I tend to think that it is through this perversion of vocabulary – which in some way creates ” safe spaces » linguistics where we no longer risk being bothered by reality – that Wokism has slowly gained influence without making any noise, to the point of corrupting our universities and our media. Because whoever wins the battle of words wins the war.

Take this resurgence of the word “inappropriate” which pollutes the airwaves and the pages of newspapers. Not content with being most of the time an Anglicism (“ inappropriate ), the word seems tailor-made to incriminate someone without having to say whether their attitude was simply inappropriate, impolite, indecent, downright abject, violent or even criminal.

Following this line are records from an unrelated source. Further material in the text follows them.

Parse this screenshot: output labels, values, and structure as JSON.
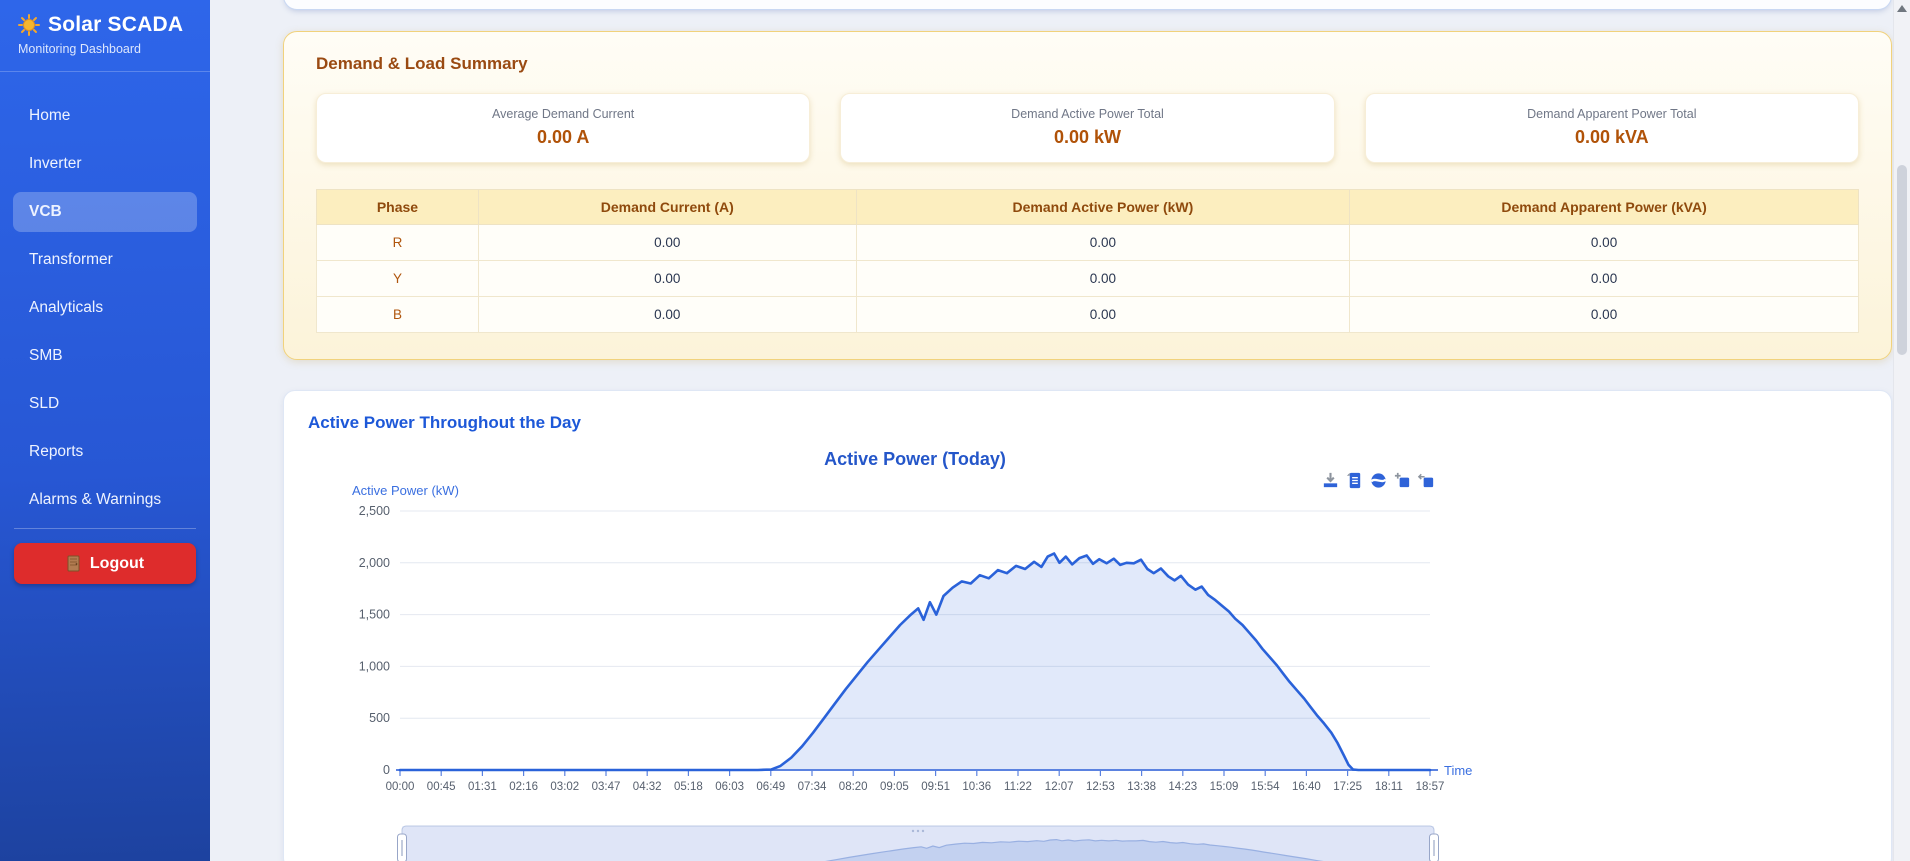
{
  "sidebar": {
    "brand": {
      "title": "Solar SCADA",
      "subtitle": "Monitoring Dashboard"
    },
    "items": [
      {
        "label": "Home"
      },
      {
        "label": "Inverter"
      },
      {
        "label": "VCB"
      },
      {
        "label": "Transformer"
      },
      {
        "label": "Analyticals"
      },
      {
        "label": "SMB"
      },
      {
        "label": "SLD"
      },
      {
        "label": "Reports"
      },
      {
        "label": "Alarms & Warnings"
      }
    ],
    "active_item": "VCB",
    "logout_label": "Logout"
  },
  "demand_summary": {
    "title": "Demand & Load Summary",
    "stats": [
      {
        "label": "Average Demand Current",
        "value": "0.00 A"
      },
      {
        "label": "Demand Active Power Total",
        "value": "0.00 kW"
      },
      {
        "label": "Demand Apparent Power Total",
        "value": "0.00 kVA"
      }
    ],
    "table": {
      "headers": [
        "Phase",
        "Demand Current (A)",
        "Demand Active Power (kW)",
        "Demand Apparent Power (kVA)"
      ],
      "rows": [
        {
          "phase": "R",
          "current": "0.00",
          "active_power": "0.00",
          "apparent_power": "0.00"
        },
        {
          "phase": "Y",
          "current": "0.00",
          "active_power": "0.00",
          "apparent_power": "0.00"
        },
        {
          "phase": "B",
          "current": "0.00",
          "active_power": "0.00",
          "apparent_power": "0.00"
        }
      ]
    }
  },
  "chart_card": {
    "title": "Active Power Throughout the Day"
  },
  "chart_data": {
    "type": "area",
    "title": "Active Power (Today)",
    "ylabel": "Active Power (kW)",
    "xlabel": "Time",
    "ylim": [
      0,
      2500
    ],
    "y_ticks": [
      0,
      500,
      1000,
      1500,
      2000,
      2500
    ],
    "y_tick_labels": [
      "0",
      "500",
      "1,000",
      "1,500",
      "2,000",
      "2,500"
    ],
    "x_tick_labels": [
      "00:00",
      "00:45",
      "01:31",
      "02:16",
      "03:02",
      "03:47",
      "04:32",
      "05:18",
      "06:03",
      "06:49",
      "07:34",
      "08:20",
      "09:05",
      "09:51",
      "10:36",
      "11:22",
      "12:07",
      "12:53",
      "13:38",
      "14:23",
      "15:09",
      "15:54",
      "16:40",
      "17:25",
      "18:11",
      "18:57"
    ],
    "x_total_minutes": 1137,
    "grid": true,
    "legend": "none",
    "toolbox": [
      "save-image",
      "data-view",
      "restore",
      "zoom-in",
      "zoom-reset"
    ],
    "datazoom_slider": true,
    "line_color": "#2a62d9",
    "area_color": "rgba(42,98,217,0.14)",
    "axis_color": "#5b82e0",
    "grid_color": "#e4e8f0",
    "label_color": "#57606e",
    "name_color": "#3a6fe0",
    "title_color": "#2456c9",
    "points": [
      [
        0,
        0
      ],
      [
        60,
        0
      ],
      [
        120,
        0
      ],
      [
        180,
        0
      ],
      [
        240,
        0
      ],
      [
        300,
        0
      ],
      [
        360,
        0
      ],
      [
        395,
        0
      ],
      [
        410,
        5
      ],
      [
        420,
        40
      ],
      [
        432,
        120
      ],
      [
        444,
        230
      ],
      [
        456,
        360
      ],
      [
        468,
        500
      ],
      [
        480,
        640
      ],
      [
        492,
        780
      ],
      [
        504,
        910
      ],
      [
        516,
        1040
      ],
      [
        528,
        1160
      ],
      [
        540,
        1280
      ],
      [
        552,
        1400
      ],
      [
        564,
        1500
      ],
      [
        572,
        1560
      ],
      [
        578,
        1450
      ],
      [
        585,
        1620
      ],
      [
        592,
        1500
      ],
      [
        600,
        1680
      ],
      [
        610,
        1760
      ],
      [
        620,
        1820
      ],
      [
        630,
        1800
      ],
      [
        640,
        1880
      ],
      [
        650,
        1850
      ],
      [
        660,
        1930
      ],
      [
        670,
        1900
      ],
      [
        680,
        1970
      ],
      [
        690,
        1940
      ],
      [
        700,
        2010
      ],
      [
        708,
        1960
      ],
      [
        715,
        2060
      ],
      [
        722,
        2090
      ],
      [
        728,
        2000
      ],
      [
        735,
        2060
      ],
      [
        742,
        1985
      ],
      [
        750,
        2045
      ],
      [
        758,
        2070
      ],
      [
        765,
        1990
      ],
      [
        772,
        2035
      ],
      [
        780,
        1995
      ],
      [
        788,
        2040
      ],
      [
        795,
        1980
      ],
      [
        802,
        2000
      ],
      [
        810,
        1995
      ],
      [
        818,
        2030
      ],
      [
        825,
        1940
      ],
      [
        832,
        1900
      ],
      [
        840,
        1945
      ],
      [
        848,
        1870
      ],
      [
        855,
        1830
      ],
      [
        862,
        1875
      ],
      [
        870,
        1790
      ],
      [
        878,
        1740
      ],
      [
        885,
        1770
      ],
      [
        892,
        1690
      ],
      [
        900,
        1640
      ],
      [
        908,
        1580
      ],
      [
        915,
        1530
      ],
      [
        922,
        1460
      ],
      [
        930,
        1400
      ],
      [
        938,
        1320
      ],
      [
        945,
        1250
      ],
      [
        952,
        1170
      ],
      [
        960,
        1090
      ],
      [
        968,
        1010
      ],
      [
        975,
        930
      ],
      [
        982,
        850
      ],
      [
        990,
        770
      ],
      [
        998,
        690
      ],
      [
        1005,
        610
      ],
      [
        1012,
        530
      ],
      [
        1020,
        450
      ],
      [
        1028,
        360
      ],
      [
        1035,
        260
      ],
      [
        1042,
        140
      ],
      [
        1047,
        50
      ],
      [
        1052,
        5
      ],
      [
        1058,
        0
      ],
      [
        1080,
        0
      ],
      [
        1110,
        0
      ],
      [
        1137,
        0
      ]
    ]
  }
}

We find the same artistic vagueness knowingly maintained in what is now commonly called “sexual misconduct”. What a handy word to accuse someone of without having to say what. The formula seems to have been taken from a Victorian society decorum manual. It refers to both a dirty prank and a rape. It looks like it was invented by lawyers in order to cast shame without being accused of defamation.

But what we sense most in these expressions is a panicked fear of the real world. The fear of touching the reality of things or of “flattering the cow’s ass”, former President Jacques Chirac would have said with his usual good nature. It will always be more reassuring to watch the world through a screen.

In France, we can no longer count the expressions used by the media to avoid naming these places that mass immigration has transformed into ghettos. Here they are described as “neighborhoods”, “cities”, “suburbs”, “periphery”, “zone” or “territory”. So much creativity to hide the simple reality and avoid criticism.

This same desire not to name the world explains the sudden resurgence of the word “hate”. It notably served to conceal the explosion, although amply documented, of anti-Semitism almost everywhere in the world following the October 7 attack against Israel. Hate may be “the winter of the heart”, said Hugo, but it can cover everything and its opposite. Because there are legitimate hatreds. Starting with this wooden language, both technocratic and ideological, misunderstood by the majority, which our new elites throw at us with “flexitarians”, “ecoanxiety”, “feminicides” and other convoluted formulas.

“What we understand well is expressed clearly, and the words to say it come easily,” said Nicolas Boileau. This battle of words may seem insignificant, but it is at the heart of today’s battles. Happy New Year anyway.